Les deux super puissances n’ont pourtant pas le choix, si la guerre commerciale continue de perdurer : le conflit ouvert et armé sera inévitable.
C’est aussi l’option la plus simple pour laquelle optent généralement les capitalistes les plus cyniques.
Quand bien même ces relations diplomatiques s’apaiseraient, une transition écologique fondée sur le nouvel el Dorado du ‘tout-électrique’ et sur le dogme de la croissante verte, enterre de facto les objectifs de décarbonation et de réduction du pillage des ressources.
La croissance économique ne peut pas être verte : elle est dangereuse par nature.
La production de masse d’équipements de substitution au nom de la transition écologique a le même impact sur l’environnement.
Quel que soit le besoin identifié, y compris celui de notre survie, les économistes libéraux privilégient la croissance systématique de l’offre productive sans la relier à son contenu.
Ils dédouanent ainsi par avance les entreprises de toute responsabilité dans la manière dont elles vont répondre à nos besoins.
Ce dogme productiviste conduit à des impasses de plus en plus folles et à une concurrence aussi acharnée que destructrice.
La croissance verte est donc une vaste escroquerie qui continue de vouloir produire sans fin à partir de matières premières dont les quantités sont limitées.
Quelles mesures d’urgences pour la Corse ?
Le Pdt du Conseil Exécutif de la Corse a raison de vouloir placer le peuple corse au centre des enjeux de la COP26, à condition de clarifier la stratégie politique et les choix d’investissements pour des mesures d’urgences. La Corse, pas plus que le reste de l’Humanité, n’offrira un avenir à tout ou partie de ses enfants dans le cadre du capitalisme mortifère, surtout dans un contexte à moyen terme de +2,4° de réchauffement climatique mondial.
Si l’économie de la Corse demeure la propriété quadrillée de quelques patrons insulaires nostalgiques du capitalisme des années 80 et autres prédateurs de la voyoucratie, l’avenir de notre pays est tout tracé.

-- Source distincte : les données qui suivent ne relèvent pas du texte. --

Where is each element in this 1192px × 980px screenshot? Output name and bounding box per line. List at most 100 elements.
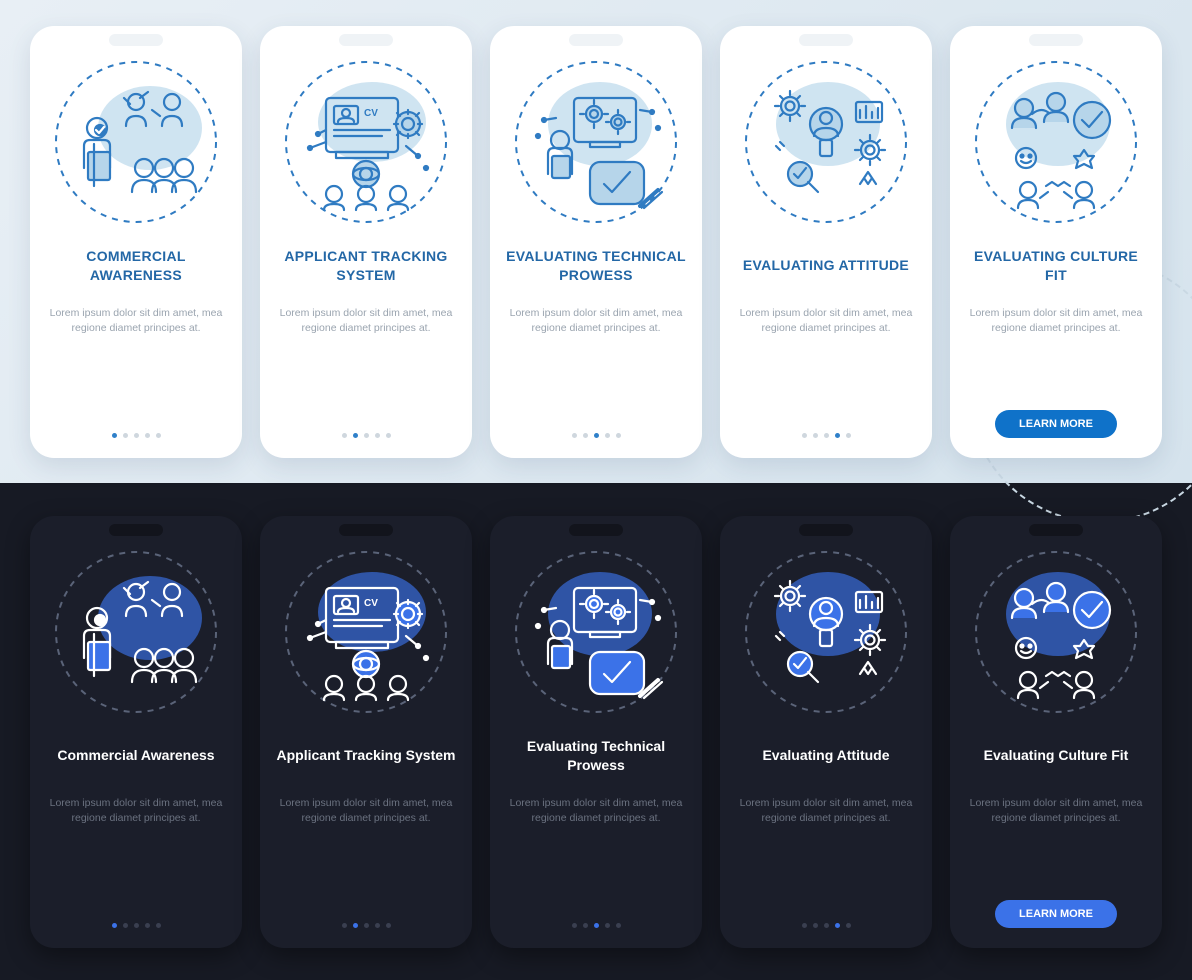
technical-prowess-icon xyxy=(512,548,680,716)
dot-inactive[interactable] xyxy=(846,433,851,438)
dot-inactive[interactable] xyxy=(583,433,588,438)
dot-inactive[interactable] xyxy=(813,923,818,928)
dot-inactive[interactable] xyxy=(342,923,347,928)
onboarding-card-4: Evaluating Culture Fit Lorem ipsum dolor … xyxy=(950,516,1162,948)
phone-notch xyxy=(109,34,163,46)
commercial-awareness-icon xyxy=(52,58,220,226)
dot-active[interactable] xyxy=(594,923,599,928)
card-title: EVALUATING TECHNICAL PROWESS xyxy=(506,240,686,292)
dark-theme-row: Commercial Awareness Lorem ipsum dolor si… xyxy=(0,483,1192,980)
card-title: COMMERCIAL AWARENESS xyxy=(46,240,226,292)
card-title: Evaluating Culture Fit xyxy=(984,730,1129,782)
dot-inactive[interactable] xyxy=(605,433,610,438)
dot-inactive[interactable] xyxy=(134,433,139,438)
dot-inactive[interactable] xyxy=(802,923,807,928)
dot-inactive[interactable] xyxy=(342,433,347,438)
card-title: EVALUATING ATTITUDE xyxy=(743,240,909,292)
dot-inactive[interactable] xyxy=(616,923,621,928)
dot-active[interactable] xyxy=(112,433,117,438)
commercial-awareness-icon xyxy=(52,548,220,716)
dot-inactive[interactable] xyxy=(616,433,621,438)
learn-more-button[interactable]: LEARN MORE xyxy=(995,410,1117,438)
card-title: Evaluating Attitude xyxy=(762,730,889,782)
onboarding-card-2: EVALUATING TECHNICAL PROWESS Lorem ipsum … xyxy=(490,26,702,458)
dot-inactive[interactable] xyxy=(134,923,139,928)
onboarding-card-3: EVALUATING ATTITUDE Lorem ipsum dolor sit… xyxy=(720,26,932,458)
pagination-dots xyxy=(572,923,621,928)
dot-inactive[interactable] xyxy=(156,923,161,928)
dot-inactive[interactable] xyxy=(145,923,150,928)
dot-inactive[interactable] xyxy=(824,433,829,438)
dot-inactive[interactable] xyxy=(375,433,380,438)
card-title: Applicant Tracking System xyxy=(277,730,456,782)
phone-notch xyxy=(1029,34,1083,46)
card-body: Lorem ipsum dolor sit dim amet, mea regi… xyxy=(276,306,456,336)
card-body: Lorem ipsum dolor sit dim amet, mea regi… xyxy=(506,306,686,336)
card-body: Lorem ipsum dolor sit dim amet, mea regi… xyxy=(46,306,226,336)
onboarding-card-0: Commercial AwarenessLorem ipsum dolor si… xyxy=(30,516,242,948)
pagination-dots xyxy=(802,433,851,438)
onboarding-card-0: COMMERCIAL AWARENESS Lorem ipsum dolor si… xyxy=(30,26,242,458)
card-title: Commercial Awareness xyxy=(57,730,214,782)
dot-active[interactable] xyxy=(594,433,599,438)
dot-inactive[interactable] xyxy=(145,433,150,438)
culture-fit-icon xyxy=(972,58,1140,226)
dot-inactive[interactable] xyxy=(802,433,807,438)
pagination-dots xyxy=(572,433,621,438)
dot-inactive[interactable] xyxy=(364,923,369,928)
dot-inactive[interactable] xyxy=(386,923,391,928)
dot-inactive[interactable] xyxy=(364,433,369,438)
pagination-dots xyxy=(112,923,161,928)
dot-active[interactable] xyxy=(835,923,840,928)
dot-inactive[interactable] xyxy=(824,923,829,928)
phone-notch xyxy=(569,524,623,536)
dot-active[interactable] xyxy=(353,923,358,928)
phone-notch xyxy=(799,34,853,46)
evaluating-attitude-icon xyxy=(742,58,910,226)
card-title: APPLICANT TRACKING SYSTEM xyxy=(276,240,456,292)
onboarding-card-1: CV APPLICANT TRACKING SYSTEM Lorem ipsum … xyxy=(260,26,472,458)
dot-active[interactable] xyxy=(112,923,117,928)
dot-inactive[interactable] xyxy=(123,433,128,438)
pagination-dots xyxy=(342,433,391,438)
culture-fit-icon xyxy=(972,548,1140,716)
card-body: Lorem ipsum dolor sit dim amet, mea regi… xyxy=(966,796,1146,826)
onboarding-card-1: CV Applicant Tracking System Lorem ipsum … xyxy=(260,516,472,948)
light-theme-row: COMMERCIAL AWARENESS Lorem ipsum dolor si… xyxy=(0,0,1192,483)
card-body: Lorem ipsum dolor sit dim amet, mea regi… xyxy=(276,796,456,826)
card-body: Lorem ipsum dolor sit dim amet, mea regi… xyxy=(736,306,916,336)
dot-inactive[interactable] xyxy=(572,433,577,438)
dot-active[interactable] xyxy=(835,433,840,438)
applicant-tracking-icon: CV xyxy=(282,548,450,716)
onboarding-card-4: EVALUATING CULTURE FITLorem ipsum dolor … xyxy=(950,26,1162,458)
svg-text:CV: CV xyxy=(364,108,378,119)
pagination-dots xyxy=(112,433,161,438)
evaluating-attitude-icon xyxy=(742,548,910,716)
card-body: Lorem ipsum dolor sit dim amet, mea regi… xyxy=(506,796,686,826)
applicant-tracking-icon: CV xyxy=(282,58,450,226)
dot-inactive[interactable] xyxy=(813,433,818,438)
dot-inactive[interactable] xyxy=(123,923,128,928)
phone-notch xyxy=(109,524,163,536)
phone-notch xyxy=(569,34,623,46)
onboarding-card-3: Evaluating Attitude Lorem ipsum dolor sit… xyxy=(720,516,932,948)
phone-notch xyxy=(339,524,393,536)
dot-inactive[interactable] xyxy=(605,923,610,928)
onboarding-card-2: Evaluating Technical Prowess Lorem ipsum … xyxy=(490,516,702,948)
phone-notch xyxy=(339,34,393,46)
phone-notch xyxy=(799,524,853,536)
dot-inactive[interactable] xyxy=(386,433,391,438)
dot-inactive[interactable] xyxy=(583,923,588,928)
learn-more-button[interactable]: LEARN MORE xyxy=(995,900,1117,928)
dot-inactive[interactable] xyxy=(572,923,577,928)
dot-inactive[interactable] xyxy=(156,433,161,438)
dot-inactive[interactable] xyxy=(846,923,851,928)
dot-inactive[interactable] xyxy=(375,923,380,928)
pagination-dots xyxy=(802,923,851,928)
pagination-dots xyxy=(342,923,391,928)
card-body: Lorem ipsum dolor sit dim amet, mea regi… xyxy=(736,796,916,826)
dot-active[interactable] xyxy=(353,433,358,438)
svg-text:CV: CV xyxy=(364,598,378,609)
card-title: Evaluating Technical Prowess xyxy=(506,730,686,782)
card-body: Lorem ipsum dolor sit dim amet, mea regi… xyxy=(966,306,1146,336)
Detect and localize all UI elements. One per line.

Dans deux générations, on pourra contempler des ruines de béton entourées de terres brulées et d’une mer acide, où pourraient éventuellement subsister quelques îlots viables dans des conditions très précaires.
Si un espoir demeure, il passe nécessairement par un modèle économique fondé sur la gestion rationnelle des besoins collectifs, respectueuse des ressources naturelles et fondée sur la décroissance.
Et nous n’en sommes actuellement même plus au stade de la préconisation d’un modèle de « décroissance soutenable », mais à celui de « décroissance d’urgence » c’est-à-dire permettant de pouvoir « répondre aux besoins des générations actuelles, sans pour autant compromettre la capacité des générations futures à survivre, et, éventuellement, à répondre à leurs propres besoins ».
Si l’objectif parait ambitieux, il doit avant tout s’appuyer sur une volonté politique et une grande célérité dans les choix à opérer nécessairement.
Le premier chantier doit-être celui de la préservation de la ressource en eau potable.
Seules les options de dessalement et de stockage souterrain peuvent permette de conserver des réserves pour les populations humaines et animales, ainsi que pour les activités agricoles. Un plan basé sur la seule rétention des précipitions est voué à l’échec du fait des périodes de sécheresse et d’évaporation de plus en plus importantes.
Le second axe de travail est celui de l’expérimentation de toutes les innovations technologiques pérennes (c’est-à-dire reproductibles sur place) à l’échelle des territoires, dans le domaine de l’énergie, de l’agriculture raisonnée, du bâtiment et de la production de biens manufacturés (impression 3D).
Enfin, seule une vaste campagne d’éducation à la décroissance et à la consommation responsable peut permettre à la génération prochaine d’essayer de construire un avenir dans un contexte quasi certain d’effondrement global.
Précisons que le propos est bien ici d’essayer d’organiser la survie collective, sans démagogie aucune, car avec un réchauffement global à +2,4°, de vastes territoires ne sont plus compatibles avec la vie de nombreuses espèces vivantes, dont la nôtre.
Sortir de la croissance capitaliste ou mourir, tel est le choix pour l’Humanité dans son ensemble, comme pour sa composante corse.